= Edward McWilliam Patterson =

English mathematician

Edward McWilliam Patterson, FRSE (30 July 1926 – 5 April 2013) was an English mathematician.

He was born in Whitby, North Yorkshire, the son of parents from Northern Ireland, and educated at the local Lady Lumley's school and Leeds University, where he graduated B.Sc in mathematics and was awarded a Ph.D. on the subject of differential geometry.

From 1959 to 1951 he was a demonstrator at Sheffield University before moving to St Andrews in to take up a post as lecturer for five years. After three further years as a lecturer in Leeds, he returned to Scotland in 1959 as a senior lecturer at the University of Aberdeen. The same year he was elected a fellow of the Royal Society of Edinburgh. In 1965 he was made professor of mathematics at Aberdeen and in 1974 became head of department, a position he held alternately with Professor John Hubbuck until his retirement in 1989. From 1981 to 1984 he also served as dean of science.
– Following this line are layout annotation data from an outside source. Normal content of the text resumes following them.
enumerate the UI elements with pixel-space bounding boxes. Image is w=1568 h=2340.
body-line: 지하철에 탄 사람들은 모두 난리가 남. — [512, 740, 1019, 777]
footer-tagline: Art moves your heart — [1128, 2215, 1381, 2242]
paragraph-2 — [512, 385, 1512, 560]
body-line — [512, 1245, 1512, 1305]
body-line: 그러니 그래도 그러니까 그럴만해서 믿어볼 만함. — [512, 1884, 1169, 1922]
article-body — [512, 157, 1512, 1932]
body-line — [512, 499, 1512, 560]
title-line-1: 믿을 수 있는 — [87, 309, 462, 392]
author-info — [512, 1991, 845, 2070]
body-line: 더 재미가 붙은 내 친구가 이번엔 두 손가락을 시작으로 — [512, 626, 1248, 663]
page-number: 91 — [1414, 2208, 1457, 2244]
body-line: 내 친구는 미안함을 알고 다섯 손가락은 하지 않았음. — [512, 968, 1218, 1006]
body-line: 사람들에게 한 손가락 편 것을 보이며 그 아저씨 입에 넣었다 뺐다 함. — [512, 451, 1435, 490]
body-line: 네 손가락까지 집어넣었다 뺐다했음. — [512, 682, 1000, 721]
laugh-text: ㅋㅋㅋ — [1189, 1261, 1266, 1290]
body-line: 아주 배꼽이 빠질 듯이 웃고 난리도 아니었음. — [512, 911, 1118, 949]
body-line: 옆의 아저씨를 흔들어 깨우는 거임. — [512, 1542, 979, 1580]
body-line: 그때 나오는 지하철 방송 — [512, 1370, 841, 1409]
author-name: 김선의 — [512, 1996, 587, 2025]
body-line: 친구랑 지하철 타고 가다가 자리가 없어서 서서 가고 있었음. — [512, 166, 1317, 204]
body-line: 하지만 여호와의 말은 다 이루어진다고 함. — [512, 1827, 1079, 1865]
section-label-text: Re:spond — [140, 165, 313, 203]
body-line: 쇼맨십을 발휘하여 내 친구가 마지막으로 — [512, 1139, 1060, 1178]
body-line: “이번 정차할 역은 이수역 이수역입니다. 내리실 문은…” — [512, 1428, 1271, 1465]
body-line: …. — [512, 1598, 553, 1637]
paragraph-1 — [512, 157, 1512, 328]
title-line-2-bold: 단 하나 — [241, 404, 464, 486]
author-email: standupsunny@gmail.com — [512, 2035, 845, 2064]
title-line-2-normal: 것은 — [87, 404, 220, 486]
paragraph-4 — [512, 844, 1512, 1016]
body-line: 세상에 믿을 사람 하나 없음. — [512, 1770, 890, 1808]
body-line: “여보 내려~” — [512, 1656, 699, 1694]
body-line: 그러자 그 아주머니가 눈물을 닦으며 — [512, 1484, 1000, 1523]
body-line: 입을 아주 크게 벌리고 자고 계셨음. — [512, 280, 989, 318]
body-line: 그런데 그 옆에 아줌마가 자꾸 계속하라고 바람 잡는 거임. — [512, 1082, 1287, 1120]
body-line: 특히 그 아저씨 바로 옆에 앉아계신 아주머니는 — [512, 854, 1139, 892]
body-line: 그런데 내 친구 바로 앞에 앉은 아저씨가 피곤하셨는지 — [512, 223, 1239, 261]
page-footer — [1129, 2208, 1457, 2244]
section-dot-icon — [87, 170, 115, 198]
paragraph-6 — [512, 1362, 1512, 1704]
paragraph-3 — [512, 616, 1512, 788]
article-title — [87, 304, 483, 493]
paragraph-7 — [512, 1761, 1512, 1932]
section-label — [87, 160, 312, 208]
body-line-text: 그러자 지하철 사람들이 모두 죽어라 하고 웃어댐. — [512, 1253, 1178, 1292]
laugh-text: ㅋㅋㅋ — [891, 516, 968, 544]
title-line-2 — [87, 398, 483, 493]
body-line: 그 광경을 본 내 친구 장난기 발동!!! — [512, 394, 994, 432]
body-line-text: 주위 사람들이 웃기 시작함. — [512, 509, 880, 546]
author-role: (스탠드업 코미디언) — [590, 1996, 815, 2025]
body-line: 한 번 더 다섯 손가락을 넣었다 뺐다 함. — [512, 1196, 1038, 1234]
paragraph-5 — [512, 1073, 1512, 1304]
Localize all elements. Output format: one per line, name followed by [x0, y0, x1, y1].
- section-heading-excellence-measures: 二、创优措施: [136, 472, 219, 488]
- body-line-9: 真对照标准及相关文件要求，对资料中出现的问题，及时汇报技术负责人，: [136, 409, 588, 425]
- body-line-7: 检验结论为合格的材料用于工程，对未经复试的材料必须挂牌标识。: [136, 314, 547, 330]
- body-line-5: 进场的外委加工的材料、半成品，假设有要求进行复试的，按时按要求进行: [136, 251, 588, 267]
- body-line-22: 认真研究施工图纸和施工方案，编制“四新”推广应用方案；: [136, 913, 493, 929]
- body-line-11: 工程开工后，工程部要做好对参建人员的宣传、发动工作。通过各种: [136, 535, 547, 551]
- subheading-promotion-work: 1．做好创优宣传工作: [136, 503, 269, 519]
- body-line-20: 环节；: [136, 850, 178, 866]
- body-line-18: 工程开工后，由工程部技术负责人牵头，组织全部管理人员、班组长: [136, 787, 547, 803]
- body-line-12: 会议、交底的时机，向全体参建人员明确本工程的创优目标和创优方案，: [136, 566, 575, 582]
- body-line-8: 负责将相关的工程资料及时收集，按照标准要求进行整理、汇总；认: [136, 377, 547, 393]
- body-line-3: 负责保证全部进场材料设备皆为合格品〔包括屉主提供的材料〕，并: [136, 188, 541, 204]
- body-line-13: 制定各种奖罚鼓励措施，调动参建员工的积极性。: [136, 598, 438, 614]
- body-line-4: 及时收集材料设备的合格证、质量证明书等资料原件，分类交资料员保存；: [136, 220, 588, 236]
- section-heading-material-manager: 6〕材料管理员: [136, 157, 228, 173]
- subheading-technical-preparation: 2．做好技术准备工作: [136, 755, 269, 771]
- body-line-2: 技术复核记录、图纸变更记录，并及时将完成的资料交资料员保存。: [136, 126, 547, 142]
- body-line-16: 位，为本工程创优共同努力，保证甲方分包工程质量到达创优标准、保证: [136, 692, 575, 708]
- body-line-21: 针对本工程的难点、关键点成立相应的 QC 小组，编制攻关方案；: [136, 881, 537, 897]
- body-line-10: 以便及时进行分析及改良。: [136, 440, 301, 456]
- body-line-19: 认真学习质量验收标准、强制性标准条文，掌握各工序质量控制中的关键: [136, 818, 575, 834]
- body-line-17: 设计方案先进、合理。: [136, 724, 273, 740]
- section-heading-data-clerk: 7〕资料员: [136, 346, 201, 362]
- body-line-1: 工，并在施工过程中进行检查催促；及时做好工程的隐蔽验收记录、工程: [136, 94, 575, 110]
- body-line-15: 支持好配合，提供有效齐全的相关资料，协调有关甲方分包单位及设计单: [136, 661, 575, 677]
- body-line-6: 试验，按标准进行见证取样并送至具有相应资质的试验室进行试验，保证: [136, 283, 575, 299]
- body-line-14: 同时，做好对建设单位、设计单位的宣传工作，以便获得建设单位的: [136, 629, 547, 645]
His mathematical work was originally geometry-based, and he published a textbook entitled Topology in 1956. He later switched to algebra, especially ring theory and Lie algebra, and published two textbooks, Elementary Abstract Algebra in 1965, in collaboration with Professor Dan Rutherford, and Vector Algebra in 1968.

He was awarded the Makdougall Brisbane Prize by the Royal Society of Edinburgh for 1960–1962. He was president of the Edinburgh Mathematical Society from 1964 to 1965 and served as a councillor for The Royal Society of Edinburgh from 1966 to 1968. He also served on the council of The London Mathematical Society.

He died in Aberdeen in 2013. He had married twice: firstly Joan Maddick, with whom he had a daughter, Christine and secondly, after her death, Elizabeth Hunter.